The way to determine the answer to the “can” question seems cut and dried: either there is a statutory or constitutional basis for the demand, or there isn’t. But the answer to the “should” question appears to be highly charged and subject to raging dispute and debate. In actuality, however, the answer to the “should” question also answers the “can” inquiry.
The All Writs Act, which is the basis of the Justice Department’s arguments, provides that “all courts established by Act of Congress may issue all writs necessary or appropriate in aid of their respective jurisdictions and agreeable to the usages and principles of law.” 28 U.S.C. § 1651(a). There is no question here as to jurisdiction, so the two issues are (1) is the writ to Apple necessary or appropriate, and (2) is it agreeable with legal usage and principle? Construing this language, the Supreme Court long ago hit on a short hand test to answer these questions, saying that the courts can do pretty much everything they want under the All Writs Act with the caveat that “unreasonable burdens may not be imposed.” United States v. New York Tel. Co., 434 U.S. 159, 171 (1977). That Apple is not a “party” to the legal action involving the San Bernardino matter, is not “engaged in wrongdoing” and has not even “taken any affirmative action to hinder justice” is not determinative, according to the Supreme Court. Id.
The concept of “reasonableness” essentially balances the burden on the target (here, Apple) with the court’s need for the action it is directing. In this case, the court’s need is straightforward. Without Apple’s help, there is no conceivable way that law enforcement, and ultimately judicial, authorities can obtain the evidence on the IPhone. So, the focus turns entirely to the burden on Apple.
Assuming that the Government pays Apple the time and materials costs involved in the work Justice is demanding, the determinative issue will be the impact on Apple’s business. Apple claims, in this regard, that the burden is extraordinary, and in effect, crippling to its business model. Apple argues that it builds and markets products that are secure, and creating a back door into its products is an insurmountable threat to data security.
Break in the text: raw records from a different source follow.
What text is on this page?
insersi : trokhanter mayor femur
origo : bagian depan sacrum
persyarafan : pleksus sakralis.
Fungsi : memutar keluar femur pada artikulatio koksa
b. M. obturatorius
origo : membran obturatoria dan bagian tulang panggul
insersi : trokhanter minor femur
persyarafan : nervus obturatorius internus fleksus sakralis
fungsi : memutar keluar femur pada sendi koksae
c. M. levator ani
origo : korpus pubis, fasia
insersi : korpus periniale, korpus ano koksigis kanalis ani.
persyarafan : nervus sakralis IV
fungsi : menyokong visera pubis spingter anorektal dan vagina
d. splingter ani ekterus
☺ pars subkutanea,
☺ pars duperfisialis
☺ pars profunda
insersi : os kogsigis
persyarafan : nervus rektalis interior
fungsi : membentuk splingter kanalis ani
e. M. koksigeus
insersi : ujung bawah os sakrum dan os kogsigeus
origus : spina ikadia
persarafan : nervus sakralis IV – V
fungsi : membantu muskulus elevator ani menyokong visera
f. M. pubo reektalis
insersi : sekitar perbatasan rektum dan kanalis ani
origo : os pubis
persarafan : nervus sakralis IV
Consequently, Apple says, the entire concept on which it has built its business and on which the Internet of Things needs to operate, is under challenge. In short, Apple is claiming that, given the risks to its business, any demand by the FBI to help it break into the IPhone to investigate a crime already committed (as opposed to stop a real threat of an imminent crime) is an unreasonable demand per se.
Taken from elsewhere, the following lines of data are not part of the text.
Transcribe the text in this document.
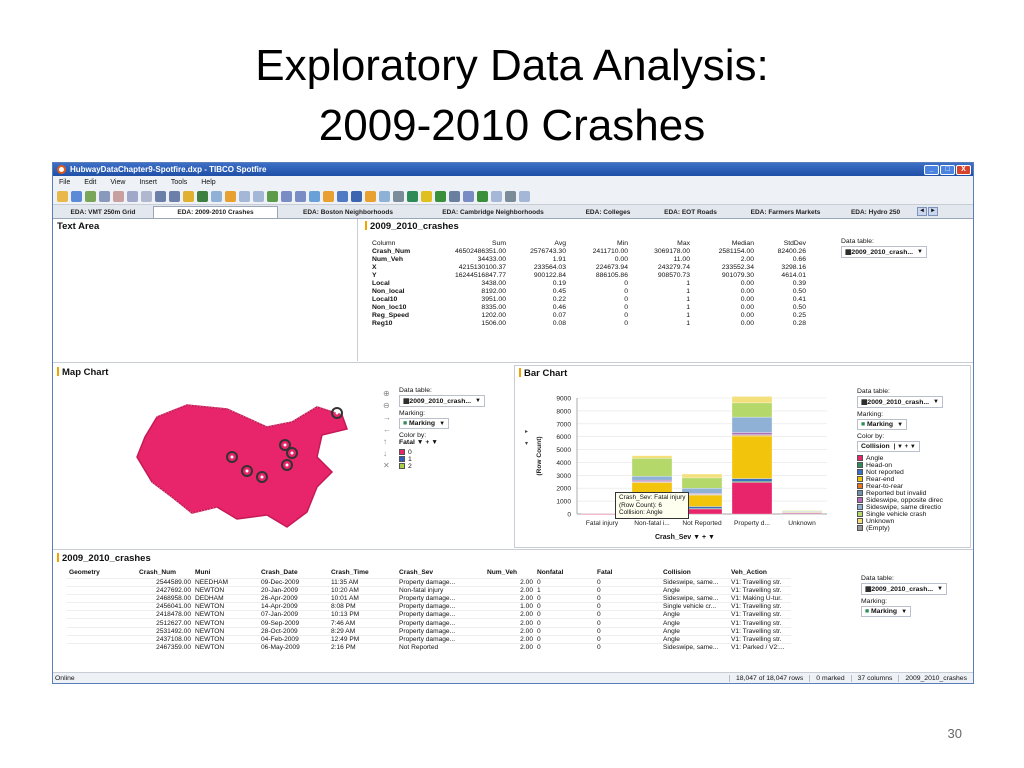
Exploratory Data Analysis:
2009-2010 Crashes
HubwayDataChapter9-Spotfire.dxp - TIBCO Spotfire	_	□	X
File Edit View Insert Tools Help
EDA: VMT 250m Grid	EDA: 2009-2010 Crashes	EDA: Boston Neighborhoods	EDA: Cambridge Neighborhoods	EDA: Colleges	EDA: EOT Roads	EDA: Farmers Markets	EDA: Hydro 250	◄ ►
Text Area	2009_2010_crashes
Column	Sum	Avg	Min	Max	Median	StdDev
Crash_Num	46502486351.00	2576743.30	2411710.00	3069178.00	2581154.00	82400.26
Num_Veh	34433.00	1.91	0.00	11.00	2.00	0.66
X	4215130100.37	233564.03	224673.94	243279.74	233552.34	3298.16
Y	16244516847.77	900122.84	886105.86	908570.73	901079.30	4614.01
Local	3438.00	0.19	0	1	0.00	0.39
Non_local	8192.00	0.45	0	1	0.00	0.50
Local10	3951.00	0.22	0	1	0.00	0.41
Non_loc10	8335.00	0.46	0	1	0.00	0.50
Reg_Speed	1202.00	0.07	0	1	0.00	0.25
Reg10	1506.00	0.08	0	1	0.00	0.28
Data table:
▦ 2009_2010_crash... ▼
Map Chart
⊕
⊖
→
←
↑
↓
✕
Data table:
▦ 2009_2010_crash... ▼
Marking:
■
Marking ▼
Color by:
Fatal ▼ + ▼
0
1
2
Bar Chart
▸
▾
0
1000
2000
3000
4000
5000
6000
7000
8000
9000
(Row Count)
Fatal injury Non-fatal i... Not Reported Property d...	Unknown
Crash_Sev: Fatal injury
(Row Count): 6
Collision: Angle
Crash_Sev ▼ + ▼
Data table:
▦ 2009_2010_crash... ▼
Marking:
■
Marking ▼
Color by:
Collision | ▼ + ▼
Angle
Head-on
Not reported
Rear-end
Rear-to-rear
Reported but invalid
Sideswipe, opposite direc
Sideswipe, same directio
Single vehicle crash
Unknown
(Empty)
2009_2010_crashes
Geometry	Crash_Num	Muni	Crash_Date	Crash_Time	Crash_Sev	Num_Veh	Nonfatal	Fatal	Collision	Veh_Action
	2544589.00	NEEDHAM	09-Dec-2009	11:35 AM	Property damage...	2.00	0	0	Sideswipe, same...	V1: Travelling str.
	2427692.00	NEWTON	20-Jan-2009	10:20 AM	Non-fatal injury	2.00	1	0	Angle	V1: Travelling str.
	2468958.00	DEDHAM	26-Apr-2009	10:01 AM	Property damage...	2.00	0	0	Sideswipe, same...	V1: Making U-tur.
	2456041.00	NEWTON	14-Apr-2009	8:08 PM	Property damage...	1.00	0	0	Single vehicle cr...	V1: Travelling str.
	2418478.00	NEWTON	07-Jan-2009	10:13 PM	Property damage...	2.00	0	0	Angle	V1: Travelling str.
	2512627.00	NEWTON	09-Sep-2009	7:46 AM	Property damage...	2.00	0	0	Angle	V1: Travelling str.
	2531492.00	NEWTON	28-Oct-2009	8:29 AM	Property damage...	2.00	0	0	Angle	V1: Travelling str.
	2437108.00	NEWTON	04-Feb-2009	12:49 PM	Property damage...	2.00	0	0	Angle	V1: Travelling str.
	2467359.00	NEWTON	06-May-2009	2:16 PM	Not Reported	2.00	0	0	Sideswipe, same...	V1: Parked / V2:...
Data table:
▦ 2009_2010_crash... ▼
Marking:
■
Marking ▼
Online	18,047 of 18,047 rows	0 marked	37 columns	2009_2010_crashes
30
Arrayed against this argument is Justice’s technical position that it is asking for only limited assistance, is not asking for a back door, and is not compromising data security for Apple or anyone else’s products. But, don’t be surprised if the Justice Department’s argument in the court, and certainly its contentions in the public arena, morphs quickly into something like the Supreme Court’s admonition in upholding the military draft law, that “it may not be doubted that the very conception of a just government and its duty to the citizen includes the reciprocal obligation of the citizen to render military service in case of need, and the right to compel it.” Arver v. United States, 245 U.S. 366, 378 (1918).
So, at the end of the day, the court likely will need to determine if a citizens’ obligation to help the Government solve a past crime stops when the Government is risking the essence of the way the citizen lives. If the court finds the citizen’s rights trump the Government’s needs, then it will rule that it lacks authority under the All Writs Act to direct Apple to help the FBI. If the court finds that the Government’s needs are greater than the citizen’s, it will find authority for the order under the All Writs Act. In other words, the answers to the “should” question will also answer the “can” question.